= Thomas Bagehott =

Thomas Bagehott, also known as Thomas Badger, was an English courtier, masque dancer, royal huntsman, and Member of Parliament for Stockbridge (1625 and 1626) and Lostwithiel (1628–1629).

== Career ==
He was a son of George Bagehott of Hall Place, Noverton, Prestbury, Gloucestershire, and Alice, daughter of Richard Wakeman of The Mythe. He signed his name as "Thomas Bager".

He was knighted on 23 July 1603, in the days before the coronation of James I and Anne of Denmark. In 1605, Bagehott was appointed Master of the King's Harriers or Old Harriers.

Bagehott was a regular performer in court theatre, appearing in December 1604 in the masque at the wedding of Philip Herbert and Susan de Vere. There are few details of the performance and the masque has been given the title Juno and Hymenaeus. According to Dudley Carleton, the show "for conceit and fashion was suitable to the occasion" and the "apparel was rather costly than comely; but their dancing full of life and variety". Carleton noted the performer's names and described a lack of decorum amongst the audience:The actors were the Earl of Penbrooke, the Lord Willoby, Sir James Hayes, Sir Thomas Germain, Sir Robert Cary, Sir John Lee, Sir Richard Preston and Sir Thomas Bager. There was no small loss that night of chayne and Jewells; and many great Ladies were made shorter by the skirts, and were well enough served that could keepe cutt no better".

In 1606, Bagehott was a defender of Opinion against Truth in the Barriers at a Marriage at the wedding of Frances Howard and the Earl of Essex, and as a knight of Apollo in Lord Hay's Masque at the wedding of Sir James Hay and Honora Denny, daughter of Edward, Lord Denny, and in the "running masque" of January 1620.

Bagehott was included in Lord Hay's embassy to France in 1616. John Chamberlain reported Lady Haddington's joke that Hay's companions "Sir Thomas German, Sir Rafe Shelton, and Sir Thomas Badger" were fools and buffoons.

In January 1618, Bagehott acted with other courtiers at Theobalds led by Sir John Finet in an interlude featuring "Tom of Bedlam the Tinker" intended to amuse King James who was suffering from gout. The cast included: Thomas Dutton, George Goring, Thomas Tyringham, Robert Yaxley, William Uvedale, Arthur Lake, Edward Zouch, and George Garret. The King however was displeased by the play, especially the lyrics sung or written by Finet, and John Chamberlain was surprised that "none had the judgement to see how unfit it was to bring such beastly gear in public before a prince". John Bingley was knighted on this occasion.

Bagehott developed a reputation as an entertainer at the court of King James, and his name was included in the ballad Listen jolly gentleman with other courtiers with whom the king "loves to be merry":

Att Royston and Newmarkett he'll hunt till he be leane,
But hee hath merry boys that with masks, and toyes,
Can make him fatt againe,
Nedd Zouch, Harrie Riche, Tom Badger,
George Goring, and Jacke Finett,
Will dance a heate till they stincke of sweat.
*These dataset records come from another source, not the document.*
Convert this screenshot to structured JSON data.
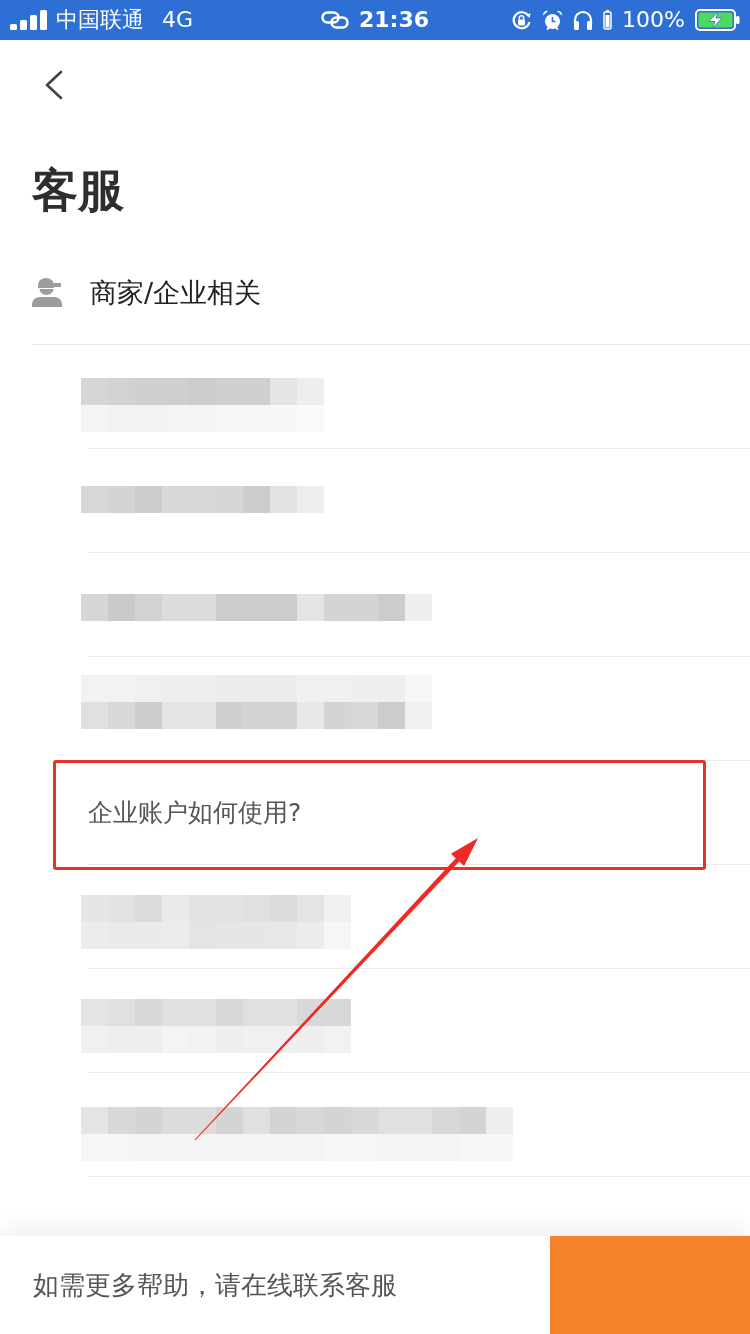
{
  "status_bar": {
    "carrier": "中国联通",
    "network": "4G",
    "time": "21:36",
    "battery": "100%"
  },
  "page": {
    "title": "客服"
  },
  "section": {
    "label": "商家/企业相关"
  },
  "questions": [
    {
      "kind": "pixelated",
      "highlighted": false
    },
    {
      "kind": "pixelated",
      "highlighted": false
    },
    {
      "kind": "pixelated",
      "highlighted": false
    },
    {
      "kind": "pixelated",
      "highlighted": false
    },
    {
      "kind": "question",
      "text": "企业账户如何使用?",
      "highlighted": true
    },
    {
      "kind": "pixelated",
      "highlighted": false
    },
    {
      "kind": "pixelated",
      "highlighted": false
    },
    {
      "kind": "pixelated",
      "highlighted": false
    }
  ],
  "footer": {
    "text": "如需更多帮助，请在线联系客服"
  }
}
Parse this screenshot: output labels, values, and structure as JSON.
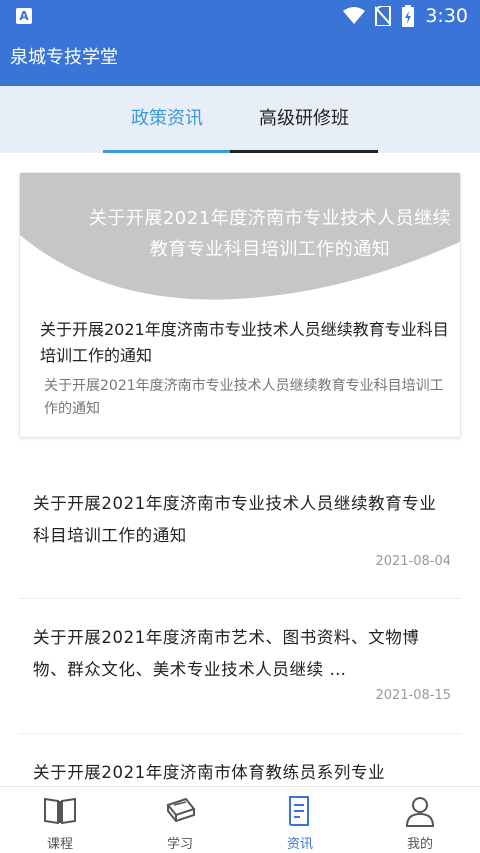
{
  "status_bar": {
    "time": "3:30",
    "app_badge": "A"
  },
  "app_bar": {
    "title": "泉城专技学堂"
  },
  "tabs": [
    {
      "label": "政策资讯"
    },
    {
      "label": "高级研修班"
    }
  ],
  "featured": {
    "banner_text": "关于开展2021年度济南市专业技术人员继续教育专业科目培训工作的通知",
    "title": "关于开展2021年度济南市专业技术人员继续教育专业科目培训工作的通知",
    "description": "关于开展2021年度济南市专业技术人员继续教育专业科目培训工作的通知"
  },
  "news": [
    {
      "title": "关于开展2021年度济南市专业技术人员继续教育专业科目培训工作的通知",
      "date": "2021-08-04"
    },
    {
      "title": "关于开展2021年度济南市艺术、图书资料、文物博物、群众文化、美术专业技术人员继续 …",
      "date": "2021-08-15"
    },
    {
      "title": "关于开展2021年度济南市体育教练员系列专业"
    }
  ],
  "bottom_nav": [
    {
      "label": "课程",
      "icon": "book-open-icon"
    },
    {
      "label": "学习",
      "icon": "books-stack-icon"
    },
    {
      "label": "资讯",
      "icon": "document-icon"
    },
    {
      "label": "我的",
      "icon": "user-icon"
    }
  ],
  "colors": {
    "primary": "#3a74d6",
    "tab_active": "#3a9ad8",
    "tab_bg": "#e8eef7"
  }
}
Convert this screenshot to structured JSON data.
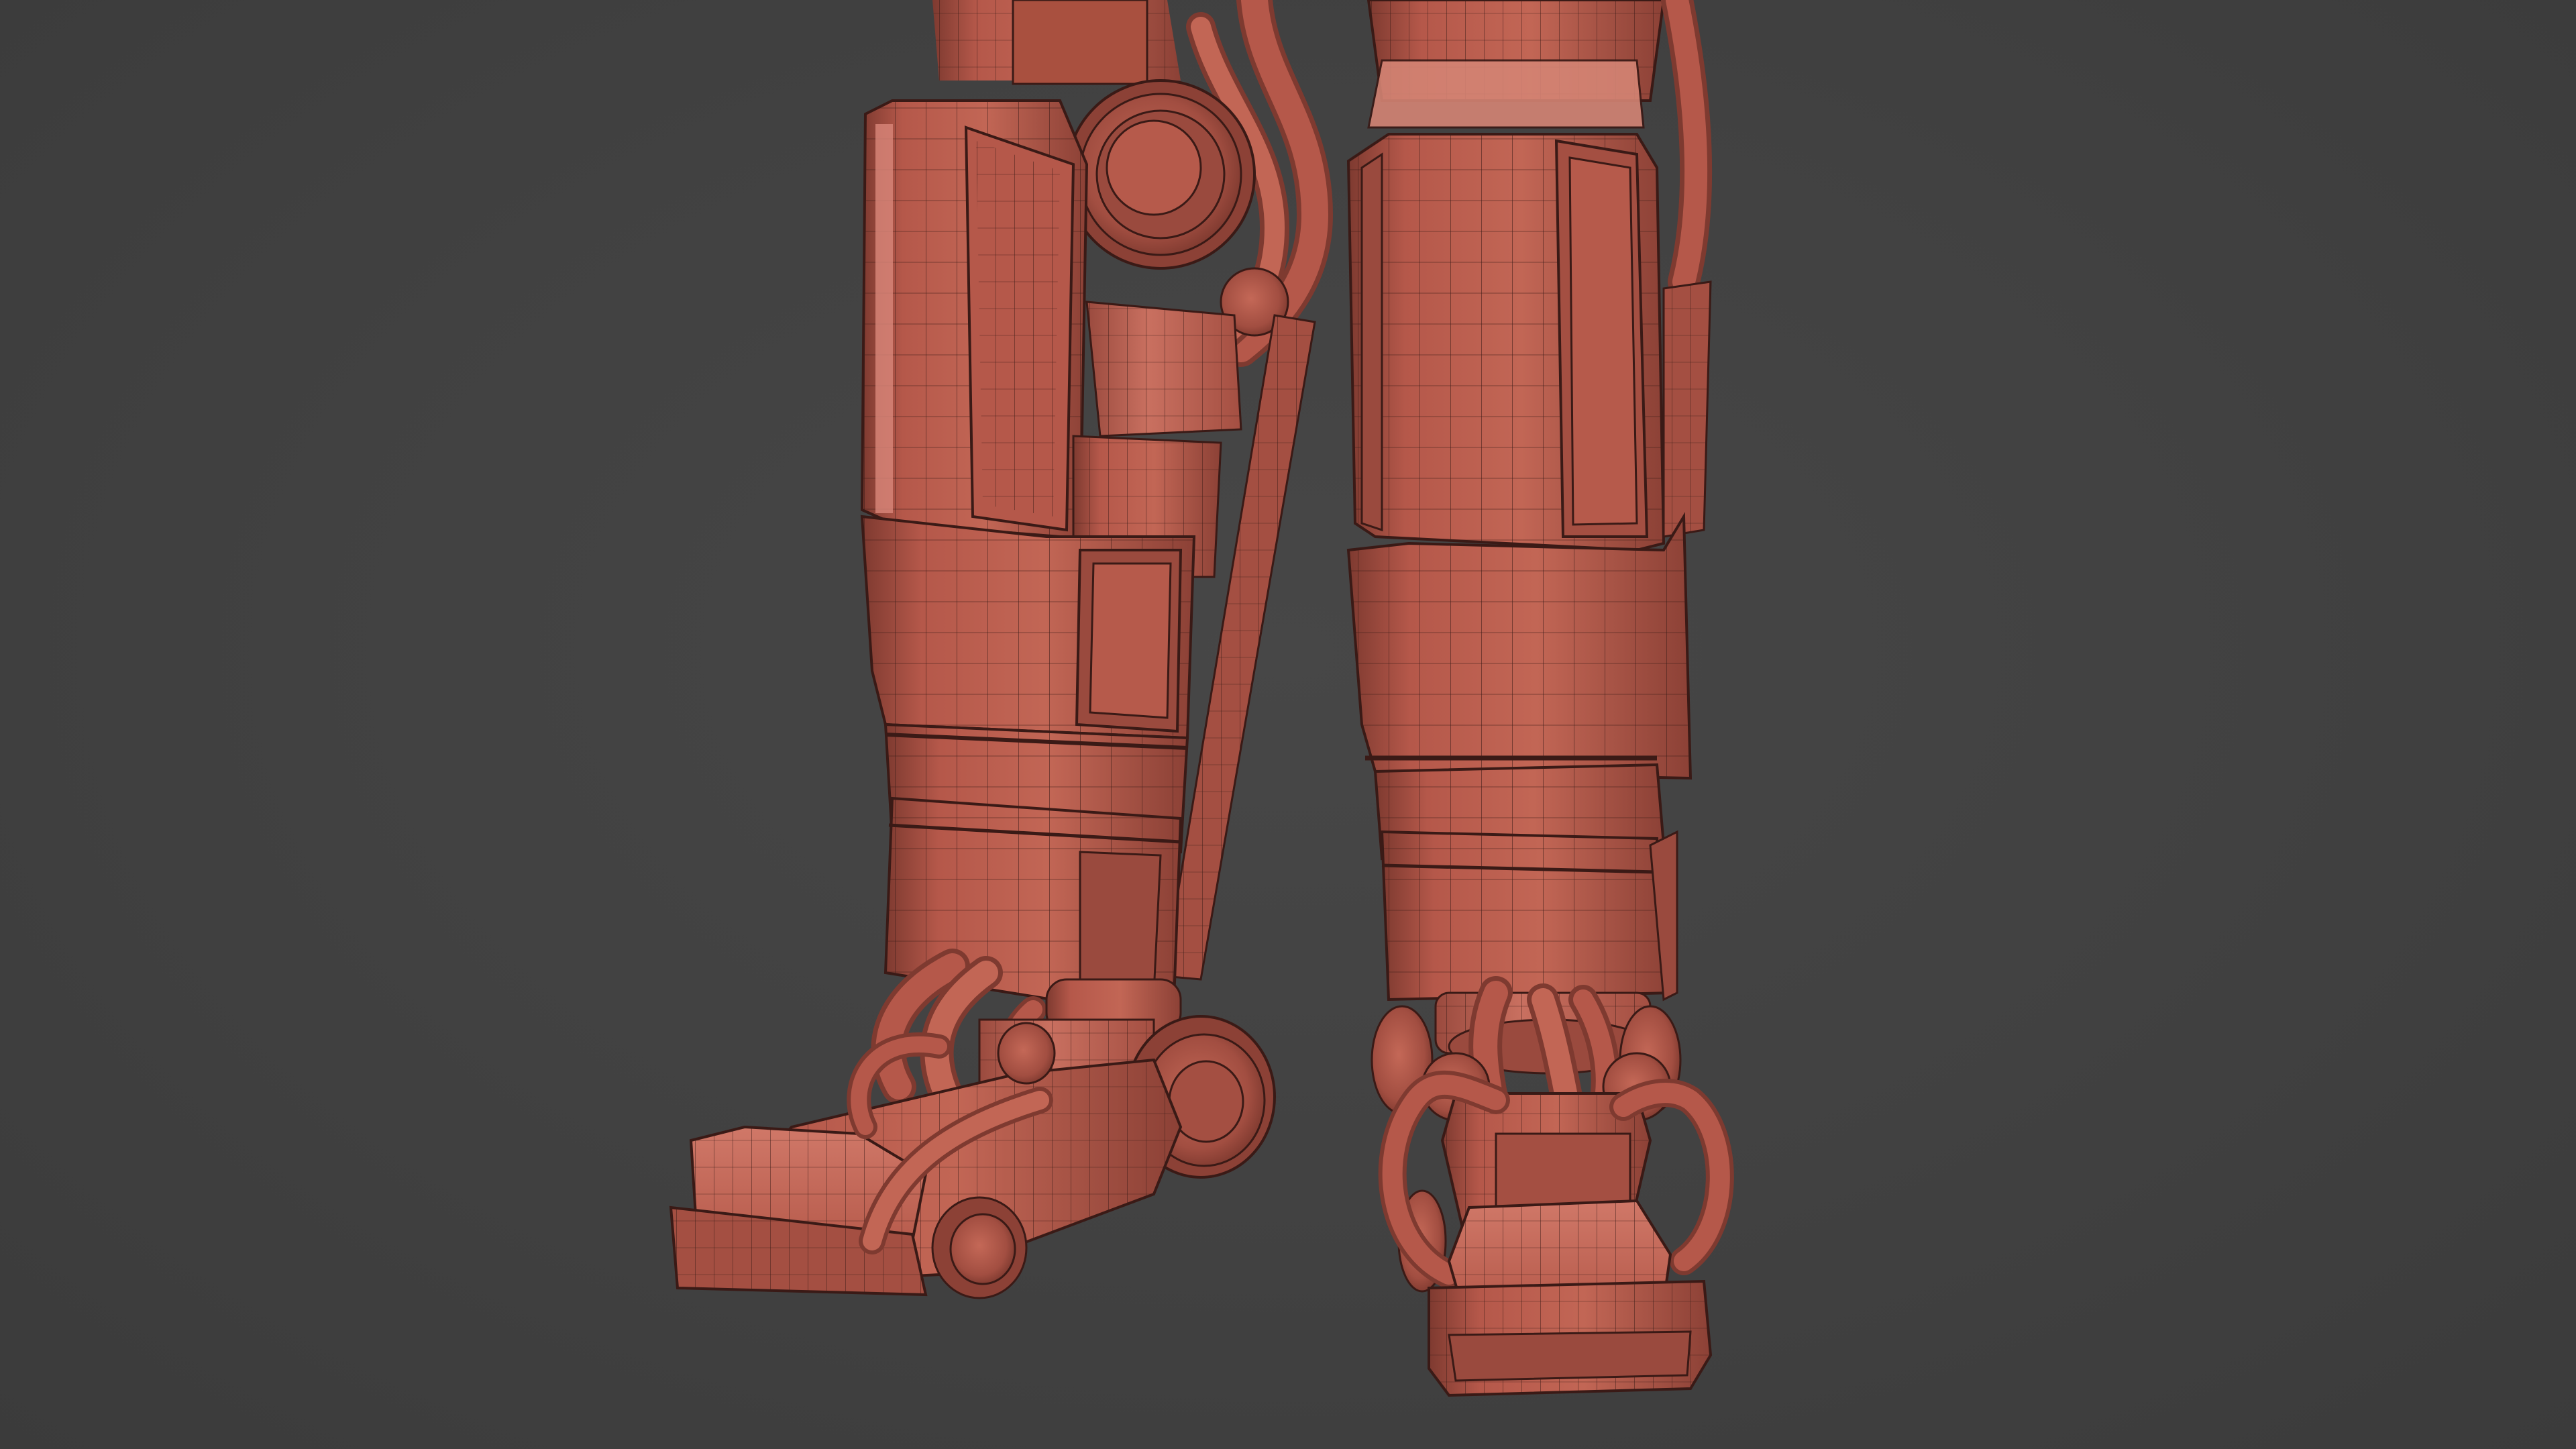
{
  "viewport": {
    "background_color": "#404040",
    "mesh_color": "#B5584A",
    "mesh_shadow_color": "#7E3A30",
    "mesh_highlight_color": "#D47A6A",
    "wire_color": "#3A1A16",
    "display_mode": "shaded-wireframe"
  },
  "scene": {
    "subject": "robot-legs",
    "parts": [
      "left-leg",
      "right-leg",
      "left-foot",
      "right-foot"
    ]
  }
}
King James alluded to "Tom Badger" and his breeding of dogs in his letters to the Duke of Buckingham, and Buckingham mentions Bagehott as his confidante in their correspondence. An influential 19th-century editor, James Orchard Halliwell, and the historian John Heneage Jesse assumed that "Tom Badger" was just another nickname or cant name used by King James for Buckingham.

In 1628, Bagehott sent a live fox to Ben Jonson as a present when the poet was ill with palsy. Jonson recalled this gift in a letter to the Duke of Newcastle in 1631. Jonson wrote that this "creature, by handling, I endeavoured to make tame, as well for the abating of my disease".

In 1631, Charles I allowed Bagehott to form a partnership with Thomas Pott and Timothy Tyrrell (Master of the Buckhounds) with an exclusive patent to breed and export dogs. The dogs would be bred and trained in England or Wales.

== In fiction ==
Although Thomas Bagehott was unmarried and is not known to have had children, his son "Tobie Badger" is mentioned in a fictitious account of a Masque of Birch provided as a satirical commentary on The Twelve Days of Christmas by Alice Bowman to the Westminster Gazette in 1908.